Any one got any insight as to how things are looking on the rivers around Cuyahoga, and lake counties? More fish coming up stream or are they still in the lake? Im itching to get out!


----------



## fishinbula (Aug 30, 2007)

Low and clear but there are some fish out east. Need rain!


----------



## KayakBass11 (Mar 25, 2015)

fishinbula said:


> Low and clear but there are some fish out east. Need rain!


You think it would be worth hitting up the Grand this weekend? or should I venture out to Ashtabula for my first trip out there?


----------



## fishinbula (Aug 30, 2007)

All depends on how much rain we get. I fished Bula on Sunday low and clear fish are in the deep water by the boat clubs. Didn't catch any but saw fish swimming that's how clear it is. Conneaut is producing fish but also in deep areas. Haven't heard much on the grand other than fish are up to route 84. Hope this helps.


----------



## KayakBass11 (Mar 25, 2015)

fishinbula said:


> All depends on how much rain we get. I fished Bula on Sunday low and clear fish are in the deep water by the boat clubs. Didn't catch any but saw fish swimming that's how clear it is. Conneaut is producing fish but also in deep areas. Haven't heard much on the grand other than fish are up to route 84. Hope this helps.

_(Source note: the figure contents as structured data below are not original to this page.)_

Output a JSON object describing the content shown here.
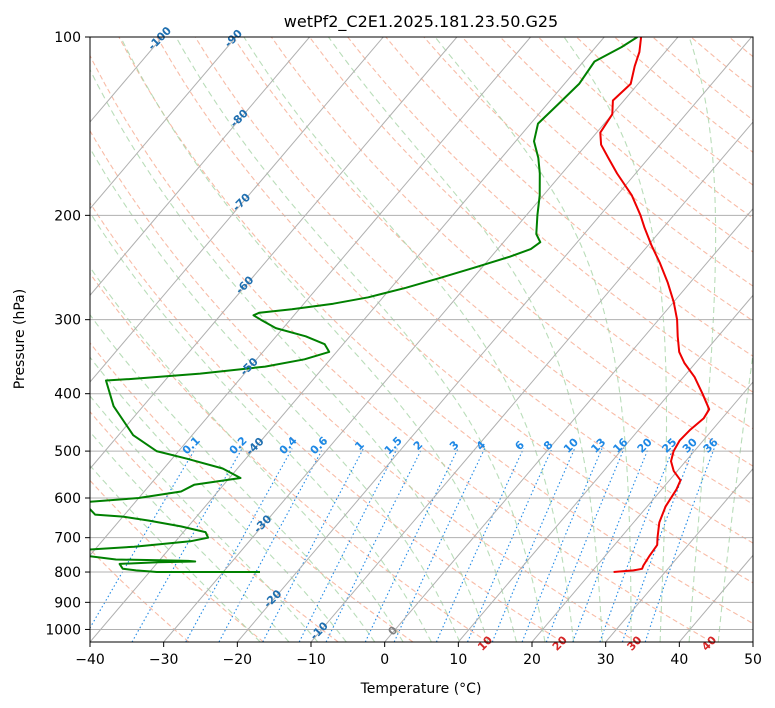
{
  "chart_data": {
    "type": "line",
    "subtype": "skew-T log-P diagram",
    "title": "wetPf2_C2E1.2025.181.23.50.G25",
    "xlabel": "Temperature (°C)",
    "ylabel": "Pressure (hPa)",
    "xlim": [
      -40,
      50
    ],
    "ylim": [
      1050,
      100
    ],
    "y_scale": "log",
    "x_ticks": [
      -40,
      -30,
      -20,
      -10,
      0,
      10,
      20,
      30,
      40,
      50
    ],
    "x_tick_labels": [
      "−40",
      "−30",
      "−20",
      "−10",
      "0",
      "10",
      "20",
      "30",
      "40",
      "50"
    ],
    "y_ticks": [
      100,
      200,
      300,
      400,
      500,
      600,
      700,
      800,
      900,
      1000
    ],
    "y_tick_labels": [
      "100",
      "200",
      "300",
      "400",
      "500",
      "600",
      "700",
      "800",
      "900",
      "1000"
    ],
    "colors": {
      "temperature": "#ee0000",
      "dewpoint": "#008000",
      "isotherm": "#b0b0b0",
      "isobar": "#b0b0b0",
      "dry_adiabat": "#f5a58a",
      "moist_adiabat": "#a8d4a8",
      "mixing_ratio": "#1e88e5",
      "isotherm_label": "#1f6fb0",
      "adiabat_label": "#d62728"
    },
    "series": [
      {
        "role": "temperature",
        "points": [
          {
            "p": 800,
            "t": 23.0
          },
          {
            "p": 795,
            "t": 25.5
          },
          {
            "p": 790,
            "t": 26.5
          },
          {
            "p": 780,
            "t": 26.3
          },
          {
            "p": 750,
            "t": 26.0
          },
          {
            "p": 720,
            "t": 25.8
          },
          {
            "p": 700,
            "t": 25.0
          },
          {
            "p": 660,
            "t": 23.5
          },
          {
            "p": 620,
            "t": 22.5
          },
          {
            "p": 580,
            "t": 22.0
          },
          {
            "p": 560,
            "t": 21.5
          },
          {
            "p": 540,
            "t": 19.5
          },
          {
            "p": 520,
            "t": 18.0
          },
          {
            "p": 500,
            "t": 17.2
          },
          {
            "p": 480,
            "t": 16.8
          },
          {
            "p": 460,
            "t": 17.0
          },
          {
            "p": 440,
            "t": 17.5
          },
          {
            "p": 425,
            "t": 17.2
          },
          {
            "p": 400,
            "t": 14.5
          },
          {
            "p": 375,
            "t": 11.5
          },
          {
            "p": 355,
            "t": 8.5
          },
          {
            "p": 340,
            "t": 6.5
          },
          {
            "p": 320,
            "t": 4.5
          },
          {
            "p": 300,
            "t": 2.5
          },
          {
            "p": 280,
            "t": 0.0
          },
          {
            "p": 260,
            "t": -3.0
          },
          {
            "p": 240,
            "t": -6.5
          },
          {
            "p": 225,
            "t": -9.5
          },
          {
            "p": 210,
            "t": -12.5
          },
          {
            "p": 200,
            "t": -14.5
          },
          {
            "p": 185,
            "t": -18.0
          },
          {
            "p": 170,
            "t": -22.5
          },
          {
            "p": 160,
            "t": -25.5
          },
          {
            "p": 152,
            "t": -28.0
          },
          {
            "p": 145,
            "t": -29.5
          },
          {
            "p": 135,
            "t": -30.0
          },
          {
            "p": 128,
            "t": -31.5
          },
          {
            "p": 120,
            "t": -31.0
          },
          {
            "p": 112,
            "t": -32.5
          },
          {
            "p": 106,
            "t": -33.5
          },
          {
            "p": 100,
            "t": -35.0
          }
        ]
      },
      {
        "role": "dewpoint",
        "points": [
          {
            "p": 800,
            "t": -25.0
          },
          {
            "p": 800,
            "t": -39.0
          },
          {
            "p": 795,
            "t": -42.0
          },
          {
            "p": 790,
            "t": -44.0
          },
          {
            "p": 775,
            "t": -45.0
          },
          {
            "p": 770,
            "t": -40.0
          },
          {
            "p": 768,
            "t": -35.0
          },
          {
            "p": 766,
            "t": -36.0
          },
          {
            "p": 764,
            "t": -40.0
          },
          {
            "p": 762,
            "t": -46.0
          },
          {
            "p": 745,
            "t": -53.0
          },
          {
            "p": 735,
            "t": -52.0
          },
          {
            "p": 725,
            "t": -45.0
          },
          {
            "p": 710,
            "t": -38.0
          },
          {
            "p": 700,
            "t": -36.0
          },
          {
            "p": 685,
            "t": -37.0
          },
          {
            "p": 670,
            "t": -41.0
          },
          {
            "p": 655,
            "t": -46.0
          },
          {
            "p": 645,
            "t": -50.0
          },
          {
            "p": 640,
            "t": -54.0
          },
          {
            "p": 610,
            "t": -57.0
          },
          {
            "p": 600,
            "t": -50.0
          },
          {
            "p": 585,
            "t": -45.0
          },
          {
            "p": 570,
            "t": -44.0
          },
          {
            "p": 555,
            "t": -38.5
          },
          {
            "p": 535,
            "t": -42.0
          },
          {
            "p": 515,
            "t": -48.0
          },
          {
            "p": 500,
            "t": -53.0
          },
          {
            "p": 470,
            "t": -58.0
          },
          {
            "p": 420,
            "t": -64.0
          },
          {
            "p": 380,
            "t": -68.0
          },
          {
            "p": 378,
            "t": -65.0
          },
          {
            "p": 370,
            "t": -56.0
          },
          {
            "p": 360,
            "t": -48.0
          },
          {
            "p": 350,
            "t": -43.5
          },
          {
            "p": 340,
            "t": -41.0
          },
          {
            "p": 330,
            "t": -42.5
          },
          {
            "p": 320,
            "t": -46.0
          },
          {
            "p": 310,
            "t": -51.0
          },
          {
            "p": 300,
            "t": -54.0
          },
          {
            "p": 295,
            "t": -55.5
          },
          {
            "p": 292,
            "t": -55.0
          },
          {
            "p": 288,
            "t": -51.0
          },
          {
            "p": 282,
            "t": -46.0
          },
          {
            "p": 275,
            "t": -42.0
          },
          {
            "p": 265,
            "t": -38.0
          },
          {
            "p": 255,
            "t": -34.5
          },
          {
            "p": 245,
            "t": -31.0
          },
          {
            "p": 235,
            "t": -27.5
          },
          {
            "p": 228,
            "t": -25.5
          },
          {
            "p": 222,
            "t": -25.0
          },
          {
            "p": 215,
            "t": -26.5
          },
          {
            "p": 200,
            "t": -28.5
          },
          {
            "p": 185,
            "t": -30.5
          },
          {
            "p": 170,
            "t": -33.0
          },
          {
            "p": 160,
            "t": -35.0
          },
          {
            "p": 150,
            "t": -37.5
          },
          {
            "p": 140,
            "t": -39.0
          },
          {
            "p": 130,
            "t": -38.5
          },
          {
            "p": 120,
            "t": -38.0
          },
          {
            "p": 110,
            "t": -38.5
          },
          {
            "p": 104,
            "t": -36.5
          },
          {
            "p": 100,
            "t": -35.5
          }
        ]
      }
    ],
    "isotherm_labels": [
      "-100",
      "-90",
      "-80",
      "-70",
      "-60",
      "-50",
      "-40",
      "-30",
      "-20",
      "-10",
      "0"
    ],
    "dry_adiabat_labels": [
      "10",
      "20",
      "30",
      "40"
    ],
    "mixing_ratio_labels": [
      "0.1",
      "0.2",
      "0.4",
      "0.6",
      "1",
      "1.5",
      "2",
      "3",
      "4",
      "6",
      "8",
      "10",
      "13",
      "16",
      "20",
      "25",
      "30",
      "36"
    ],
    "grid": true
  }
}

I love fishing under the bridge in Painesville and down at Helen haze. People are already seeing and catching some fish up there? and do you mean 86 not 84? 86 would be Helen haze.


----------



## justinharrell (Sep 18, 2012)

Rain this morning got me excited, wish it would have stuck around.


----------



## fishinbula (Aug 30, 2007)

They are calling for more rain so we can hope. And only report I got was route 84 in painesville but if they are there I am sure they made it to Helen Haze since it is right off of 84.


----------



## TheShoreman (Sep 17, 2015)

Don't waste your time the Grand is too low. The Chagrin looks like a ditch. The lakes too rough so it's chocolate milk at the mouths. Best bet would to go up to conneaut. Like what was previously said we need rain until then it'll be slow.


----------



## Run_Yun (May 3, 2014)

KayakBass11 said:


> You think it would be worth hitting up the Grand this weekend? or should I venture out to Ashtabula for my first trip out there?


Nothing in grand week before last after that bit of rain. Too dry. Maybe Sunday or Monday if it rains like they say it will.


----------